Fenerbahçe’nin maça başlayışı bu sezon çok fikir verici oluyor. Kasımpaşa karşısında Sarı Lacivertliler istekli, oyunu rakip alana yığan, önde basan bir görüntü sergileyince hem tribünün çoşkusunu hissediyorlar, hem de gol sinyali veriyorlar…
Nitekim ilk 45 dakikada gelen 2 gol bu tablonun eseri oldu.
Kasımpaşa zayıf bir takım, eksiği çok. Fenerbahçe’nin gol kovaladığı anlarda herhangi bir tepki veremediler. Sarı Lacivertliler ise rahat pozisyona girerken bol da fırsat harcamayı sürdürdüler…
İlk yarıda Kim’in çarpışmadan sakatlandığı pozisyon ile Crespo’nun kart gördüğü faul… Sırf bu 2 pozisyonda oyun 5.20 dakika durdu. 4 dakikalık uzatmanın 1 dakikasında yine oyun oynanmadı. Bu vakitten çalma ülke futbolunun hastalığı haline geldi. Tabelaya göre her yerde zamandan çalan çalana… Buna bir çözüm bulunması şart!
2-0’lık rahat görünen skor yine Fenerbahçe’yi rahatsız etmiş olsa gerek, 53’de Kasımpaşa Travnik ile farkı teke indirdi.
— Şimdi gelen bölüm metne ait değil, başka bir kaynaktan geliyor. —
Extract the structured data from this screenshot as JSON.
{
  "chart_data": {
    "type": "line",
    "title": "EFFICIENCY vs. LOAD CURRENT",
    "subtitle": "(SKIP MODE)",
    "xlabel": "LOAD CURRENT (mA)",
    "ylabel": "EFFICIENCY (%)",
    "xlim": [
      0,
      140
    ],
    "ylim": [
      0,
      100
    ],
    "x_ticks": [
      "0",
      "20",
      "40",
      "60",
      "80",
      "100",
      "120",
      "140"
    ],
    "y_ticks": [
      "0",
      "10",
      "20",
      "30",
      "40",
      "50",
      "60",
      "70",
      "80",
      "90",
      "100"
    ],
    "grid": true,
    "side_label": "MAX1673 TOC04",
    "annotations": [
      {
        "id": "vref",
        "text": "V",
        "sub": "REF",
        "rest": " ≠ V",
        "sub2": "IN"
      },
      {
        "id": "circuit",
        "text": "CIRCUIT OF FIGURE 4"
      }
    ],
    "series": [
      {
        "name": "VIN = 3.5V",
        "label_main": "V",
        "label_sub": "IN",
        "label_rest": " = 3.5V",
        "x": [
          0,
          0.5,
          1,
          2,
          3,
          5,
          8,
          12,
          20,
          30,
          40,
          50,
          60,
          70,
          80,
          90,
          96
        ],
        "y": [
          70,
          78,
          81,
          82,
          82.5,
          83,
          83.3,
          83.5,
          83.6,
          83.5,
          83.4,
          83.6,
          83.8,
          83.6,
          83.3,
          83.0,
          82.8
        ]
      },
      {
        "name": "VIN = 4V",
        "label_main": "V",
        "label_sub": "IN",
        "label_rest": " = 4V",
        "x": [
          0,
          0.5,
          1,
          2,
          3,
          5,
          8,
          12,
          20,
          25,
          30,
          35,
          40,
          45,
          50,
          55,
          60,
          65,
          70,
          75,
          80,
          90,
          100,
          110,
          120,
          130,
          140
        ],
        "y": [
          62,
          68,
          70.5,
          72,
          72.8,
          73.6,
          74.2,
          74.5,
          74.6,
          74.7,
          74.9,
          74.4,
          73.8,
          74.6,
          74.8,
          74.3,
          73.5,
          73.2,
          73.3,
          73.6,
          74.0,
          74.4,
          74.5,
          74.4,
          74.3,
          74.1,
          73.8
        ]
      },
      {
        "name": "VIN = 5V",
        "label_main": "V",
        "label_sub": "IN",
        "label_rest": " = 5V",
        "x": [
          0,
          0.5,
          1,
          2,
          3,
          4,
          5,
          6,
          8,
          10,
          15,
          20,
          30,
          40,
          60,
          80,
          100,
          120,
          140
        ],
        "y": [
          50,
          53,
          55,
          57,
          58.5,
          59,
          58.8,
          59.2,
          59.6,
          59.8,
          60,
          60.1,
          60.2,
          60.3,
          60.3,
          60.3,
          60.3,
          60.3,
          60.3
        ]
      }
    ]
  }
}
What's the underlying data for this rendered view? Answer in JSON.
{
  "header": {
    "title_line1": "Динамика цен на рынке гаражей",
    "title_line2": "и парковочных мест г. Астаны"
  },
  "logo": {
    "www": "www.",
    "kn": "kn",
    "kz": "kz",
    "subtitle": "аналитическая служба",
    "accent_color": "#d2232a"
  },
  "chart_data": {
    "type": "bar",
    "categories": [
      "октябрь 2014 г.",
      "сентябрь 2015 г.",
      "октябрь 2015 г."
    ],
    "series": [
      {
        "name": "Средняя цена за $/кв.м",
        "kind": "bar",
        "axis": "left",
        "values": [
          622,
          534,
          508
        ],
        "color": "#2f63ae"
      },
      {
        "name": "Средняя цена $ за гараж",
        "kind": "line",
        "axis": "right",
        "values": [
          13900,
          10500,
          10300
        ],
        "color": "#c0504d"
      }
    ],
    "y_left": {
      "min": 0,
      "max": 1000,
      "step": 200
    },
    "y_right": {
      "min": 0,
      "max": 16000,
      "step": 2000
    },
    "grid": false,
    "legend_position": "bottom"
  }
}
Sonrası Fenerbahçe’nin, Fenerbahçelinin alıştığı anlar yaşandı… Korku Tüneli maceraları…
Ne kadar skor yakalasa da bu takım 90 dakikayı rahat bitiremiyor, taraftarına hep korkulu anlar yaşatıyor…
Ve Pereira artık kenardan da buna önlem alamıyor!
Fenerbahçe’nin bu kadrosunda vazgeçmemesi gereken isimlerden ikisi Valencia ile Pelkas. Her daim önemli rol üstleniyorlar. Diğer oyuncuları Pereira getirmiş olabilir ama Valencia bu takımda 11 oynamalı. Sakatlıktan çıkan Pelkas’ı da yeniden kazanmak yine Portekizli teknik adamın işi. Yerlerinde oynayanlar onlardan daha iyi değiller!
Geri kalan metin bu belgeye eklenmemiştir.